Nano isn't production-ready yet, it's in an early stage of development, you can always create an issue for suggestions

An application architecture pattern than a framework for Flutter utilizing a unidirectional data flow.

The goal of Nano is to make it easy to separate the business logic from the presentation layer, with modular state management to allow developers to build smaller parts, that can be tested in isolation. Nano is highly focused on architectural pattern and code structure that's scalable and modular to increase code re-usability with less to no refactoring.

Nano is heavily inspired by existing solutions like Redux, BLoC pattern and Flux.

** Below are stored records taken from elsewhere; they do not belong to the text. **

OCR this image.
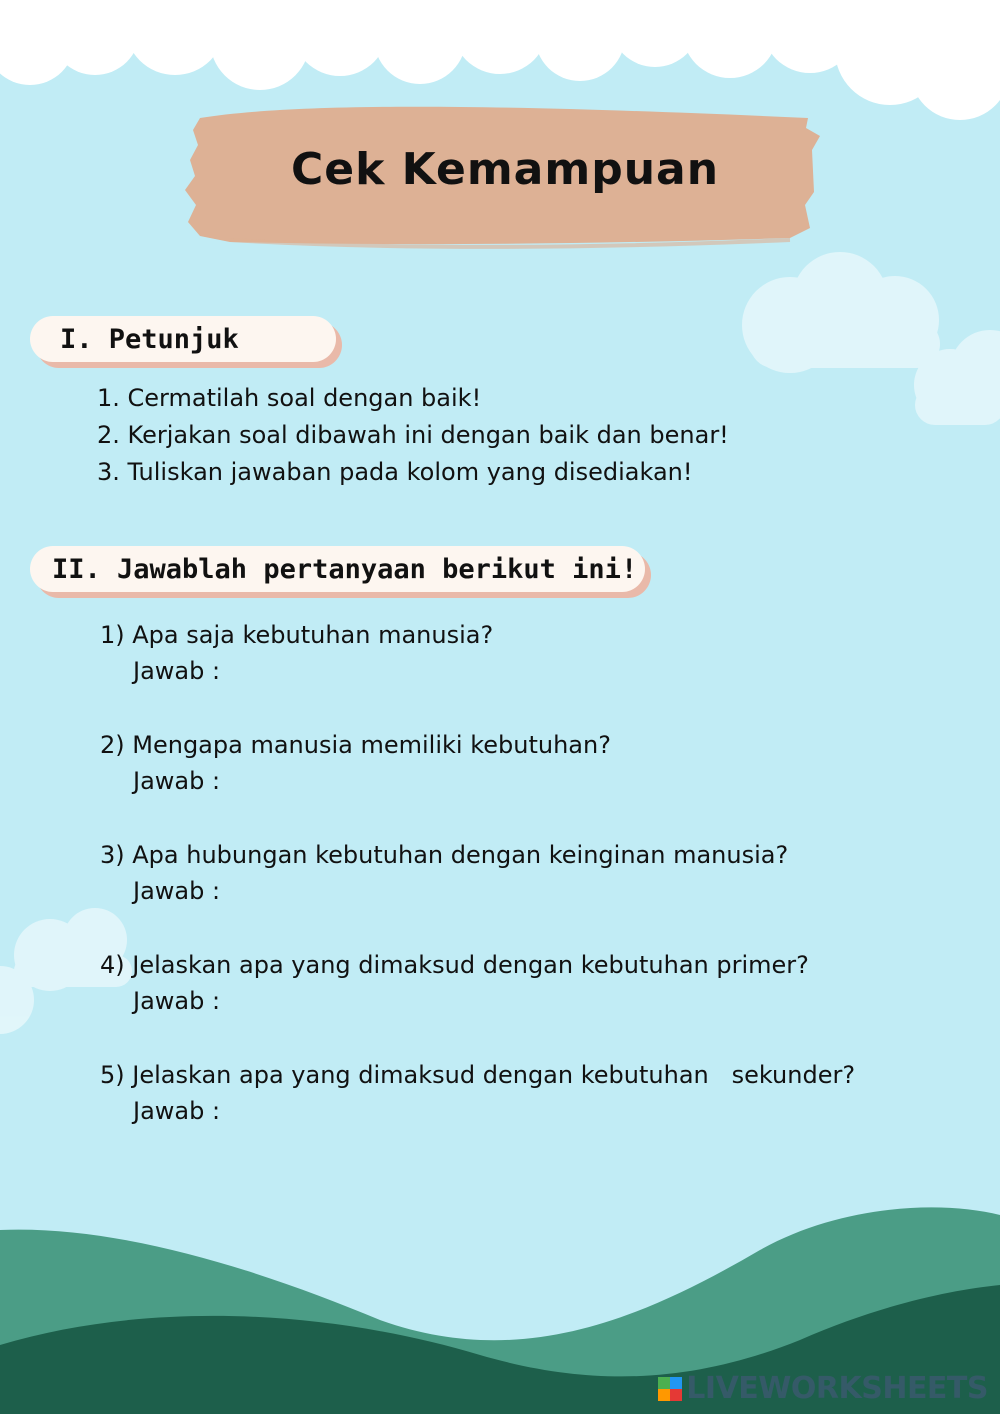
Cek Kemampuan
I. Petunjuk
1. Cermatilah soal dengan baik!
2. Kerjakan soal dibawah ini dengan baik dan benar!
3. Tuliskan jawaban pada kolom yang disediakan!
II. Jawablah pertanyaan berikut ini!
1) Apa saja kebutuhan manusia?
Jawab :
2) Mengapa manusia memiliki kebutuhan?
Jawab :
3) Apa hubungan kebutuhan dengan keinginan manusia?
Jawab :
4) Jelaskan apa yang dimaksud dengan kebutuhan primer?
Jawab :
5) Jelaskan apa yang dimaksud dengan kebutuhan   sekunder?
Jawab :
LIVEWORKSHEETS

Internally Nano has nothing out of ordinary for state management, it's just streams on top of rxdart and some helper functions to make your life easier.

Nano's unidirectional data flow diagram

Nano diagram

Store

  • Contains the application state
  • It has computed values as getters and helper functions
  • Store takse a Mutation Type which act as an input for the reducer
  • Events are emitted as Streams
  • State can't be changed directly from outside
//Accepted mutation by this store
enum CounterMutation {
  increment,
  decrement,
  error,
}

class CounterState extends StateManager<int, CounterMutation> {
    //initial state as 0
  CounterState() : super(0);
}

Reducer

  • Pure function simillar to Redux
  • Receive Mutation as input and update the state as output
  • Same mutations will always generate same results
class CounterState extends StateManager<int, CounterMutation> {
  CounterState() : super(0);

  @override
  void reducer(mutation){
    switch (mutation) {
      case CounterActions.increment:
        updateState(cData + 1);
        break;
      case CounterActions.decrement:
        updateState(cData - 1);
        break;
      case CounterActions.error:
        updateStateWithError("Invalid action");
        break;
      default:
        throw Exception("Invalid action");
    }
  }
}

Action

  • Actions cause change in the state
  • Actions contains set of mutations, which are called once the action has been completed.
  • Actions has full aschronous support
  • All the API calls are performed in the actions body
//without any body
final incrementRef = ActionRef<CounterStore, Null>(
  mutations: (_, payload) => [Mutation(payload, IncrementMutation())],
);

//with body
final setRef = ActionRef<CounterParam, void>(
  body: (payload) async {
    await Future.delayed(Duration(milliseconds: payload.seconds));
  },
  mutations: (result, payload) =>
      [Mutation(payload.store, CountMutation(payload.count))],
);

Dispatcher

  • Dispatcher is a singleton where all the actions go through
  • Dispatcher doesn't registers store refernces
  • The actions provided contains mutation with reference to the store and mutation type
  • Dispatcher manages order of Actions execution
    // There are multiple ways to dipatch actions depending upon the
    // situation but this is what will be used most of times
    final counter = CounterStore();
    //sync
    await setRef(CounterParam(counter, 5, 200)).run();
    //async
    setRef(CounterParam(counter, 5, 200)).run();